Daisy Florence Ridgley (sometimes written Ridgeley and later Pell; 9 January 1909 – ?) was an English athlete who competed in the 1930 Women's World Games.

== Biography ==
Ridgley was born in Essex. When she took up athletics, she competed mainly at 200 metres but also at 100 metres. In 1923, she began studying at Edmonton County School, which is now in the London Borough of Enfield in north London.

Ridgley attended the 1928 Summer Olympics in Amsterdam, but there was no women's 200 metre event. Ridgley finished second behind Muriel Gunn in the 100 yards event at the 1928 WAAA Championships and second behind Eileen Hiscock at the 1929 WAAA Championships.
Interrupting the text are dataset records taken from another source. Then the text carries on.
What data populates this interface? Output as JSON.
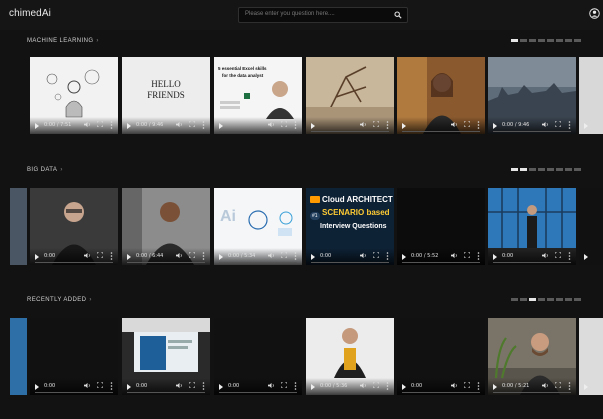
{
  "app": {
    "logo": "chimedAi"
  },
  "search": {
    "placeholder": "Please enter you question here...."
  },
  "sections": [
    {
      "title": "MACHINE LEARNING",
      "chevron": "›",
      "pager_active": 0,
      "pager_count": 8,
      "times": [
        "0:00 / 7:51",
        "0:00 / 9:46",
        "",
        "",
        "",
        "0:00 / 9:46"
      ]
    },
    {
      "title": "BIG DATA",
      "chevron": "›",
      "pager_active": 0,
      "pager_count": 8,
      "times": [
        "0:00",
        "0:00 / 6:44",
        "0:00 / 5:34",
        "0:00",
        "0:00 / 5:52",
        "0:00"
      ],
      "thumb_texts": {
        "ai_logo": "Ai",
        "cloud_badge": "#1",
        "cloud_line1": "Cloud ARCHITECT",
        "cloud_line2": "SCENARIO based",
        "cloud_line3": "Interview Questions"
      }
    },
    {
      "title": "RECENTLY ADDED",
      "chevron": "›",
      "pager_active": 2,
      "pager_count": 8,
      "times": [
        "0:00",
        "0:00",
        "0:00",
        "0:00 / 5:36",
        "0:00",
        "0:00 / 5:21"
      ]
    }
  ],
  "thumb_texts": {
    "hello_1": "HELLO",
    "hello_2": "FRIENDS",
    "excel_1": "5 essential Excel skills",
    "excel_2": "for the data analyst"
  },
  "icons": {
    "search": "search-icon",
    "account": "account-icon",
    "play": "play-icon",
    "volume": "volume-icon",
    "fullscreen": "fullscreen-icon",
    "more": "more-icon"
  }
}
At the 1930 Women's World Games in Prague she was a member, along with Ethel Scott, Eileen Hiscock and Ivy Walker, of the British 4 × 100 metre relay team that won the silver medal. In 1931, she won the silver medal at the Olympics of Grace in Florence in the 100 metre race.

In 1938, she married Reginald Pell in Edmonton, Middlesex. According to the 1939 England and Wales Register, she was an art teacher in Wembley at the time.